Klein claimed that a leading figure “meeting with a monster and giving honor to Nazi troops that were going to murder Jews” set “a tone of support” and provided “comfort” to Nazis and Hitler, noting that “any support that Hitler got from prominent figures only emboldened, encouraged and gave him strength.”

“If the Pope had met with Hitler, would that be of marginal significance?” he asked. “It would have legitimized his monstrous program to the Christian world.”

“The Mufti meeting with him gave Hitler’s plans credibility to the whole Muslim world, and knowing that a Muslim leader supported him gave him strength,” he added. “That’s not marginal.” 

Klein specifically blasted Dayan and other museum figures for “whitewash[ing]” the Mufti’s role during the Holocaust.

“For Dani Dayan and the leaders of the Holocaust museum to try and whitewash this important part of Holocaust history of the religious and other leadership of the Arabs supporting Hitler and urging him to murder Jews is inexplicable and intolerable,” he said. 

“Even before there was an Israel, Palestinians were promoting murdering Jews and that has nothing to do with land or statehood because there was no Israeli state when [the Mufti] was meeting with Hitler,” he added.

He also highlighted the significance of displaying the picture as “almost every world leader — one of the first things they do when they come to Israel for meetings is to go to Yad Vashem — the Holocaust museum.” 

“How important would it be for those leaders to understand that the Arabs have had murderous hostility toward Jews even before there was a state?” he added. “Because this is before there was an Israel, [it shows] the Arab war against Israel is about a murderous hatred of Jews and the destruction of the Jewish state.”

Accusations of Political Agendas 

In response to Dayan’s claim that the museum needs to remain apolitical, Klein expressed bewilderment over the assumption that the push to display the photo was political.

“This has nothing to do with politics,” Klein argued. “This has to do with Holocaust history.”

“Every part of Holocaust history should be in that museum,” he added.

Emphasizing its historical significance, Klein claimed the picture’s significance should remain regardless of Israel’s current standing with the Palestinians.

“If Israel and the Palestinian Authority had a peace deal and they were at peace now, that picture should still be there because that was part of history,” he said. “That a leader of the Arab world was working with the Hitler, Himmler, and the Nazis to kill Jews is hardly unimportant to the history of the Holocaust.”

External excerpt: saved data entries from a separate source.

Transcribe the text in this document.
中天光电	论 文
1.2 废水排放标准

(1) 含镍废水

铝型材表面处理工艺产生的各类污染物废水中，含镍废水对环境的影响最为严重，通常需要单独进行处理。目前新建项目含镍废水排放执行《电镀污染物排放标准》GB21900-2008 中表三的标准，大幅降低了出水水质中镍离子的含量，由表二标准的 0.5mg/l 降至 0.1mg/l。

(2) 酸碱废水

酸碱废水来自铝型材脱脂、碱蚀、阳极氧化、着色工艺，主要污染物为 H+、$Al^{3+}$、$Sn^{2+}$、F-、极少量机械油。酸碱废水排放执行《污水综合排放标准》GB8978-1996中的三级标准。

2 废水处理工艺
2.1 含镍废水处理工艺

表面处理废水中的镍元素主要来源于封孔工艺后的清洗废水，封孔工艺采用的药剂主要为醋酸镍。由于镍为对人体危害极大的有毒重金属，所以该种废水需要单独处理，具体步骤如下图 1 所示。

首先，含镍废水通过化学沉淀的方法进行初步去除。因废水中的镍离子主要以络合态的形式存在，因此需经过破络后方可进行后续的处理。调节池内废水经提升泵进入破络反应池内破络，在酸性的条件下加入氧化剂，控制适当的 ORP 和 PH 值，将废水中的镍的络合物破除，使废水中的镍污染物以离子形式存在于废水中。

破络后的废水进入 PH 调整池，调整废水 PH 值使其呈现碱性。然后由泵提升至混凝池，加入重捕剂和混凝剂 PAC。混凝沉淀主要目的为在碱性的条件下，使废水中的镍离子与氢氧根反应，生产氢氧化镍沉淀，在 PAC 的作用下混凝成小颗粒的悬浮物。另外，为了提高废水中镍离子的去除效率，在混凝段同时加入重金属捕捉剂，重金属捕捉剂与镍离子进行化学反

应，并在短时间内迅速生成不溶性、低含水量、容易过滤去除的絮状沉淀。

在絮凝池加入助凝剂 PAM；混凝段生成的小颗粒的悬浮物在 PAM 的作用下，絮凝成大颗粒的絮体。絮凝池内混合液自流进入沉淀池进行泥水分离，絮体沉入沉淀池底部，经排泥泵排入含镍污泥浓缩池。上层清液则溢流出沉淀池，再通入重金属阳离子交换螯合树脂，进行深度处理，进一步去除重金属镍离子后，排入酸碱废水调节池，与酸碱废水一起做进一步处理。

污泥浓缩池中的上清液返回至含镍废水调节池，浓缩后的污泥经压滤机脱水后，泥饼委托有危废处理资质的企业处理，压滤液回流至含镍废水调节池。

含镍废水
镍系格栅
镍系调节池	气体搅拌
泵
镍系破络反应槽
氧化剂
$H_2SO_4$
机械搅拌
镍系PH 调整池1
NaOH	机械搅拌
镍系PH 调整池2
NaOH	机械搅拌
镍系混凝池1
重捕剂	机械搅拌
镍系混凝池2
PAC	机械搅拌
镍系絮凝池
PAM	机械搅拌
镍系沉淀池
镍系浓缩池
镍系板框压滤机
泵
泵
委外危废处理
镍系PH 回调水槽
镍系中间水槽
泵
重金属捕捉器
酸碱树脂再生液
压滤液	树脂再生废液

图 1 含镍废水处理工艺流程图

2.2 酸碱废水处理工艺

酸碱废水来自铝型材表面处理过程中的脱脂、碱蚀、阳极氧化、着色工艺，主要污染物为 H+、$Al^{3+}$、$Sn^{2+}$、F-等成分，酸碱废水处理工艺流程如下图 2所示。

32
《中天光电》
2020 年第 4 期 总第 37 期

“This is censoring an important part of history, showing the brutal hatred of the Arabs towards the Jews even during the Holocaust,” he added. “And for him to whitewash an important part of Holocaust history where the lead religious and other leaders of the Arab world were embracing Hitler and encouraging him is an abomination.”

Klein also accused Dayan, who became the museum’s chairman in August having served as the consul general in New York to Israel prior, of being “very interested in appeasing the left of center Jewish leaders —  since they are the source of the main power in the Jewish world in America — even as they were pressuring Israel to establish a Palestinian state and unilaterally give away land.”

Speaking with the Jewish Week last month, Dayan stated he would continue to lead the museum “apolitically” by creating “a virtual firewall” between him and political issues.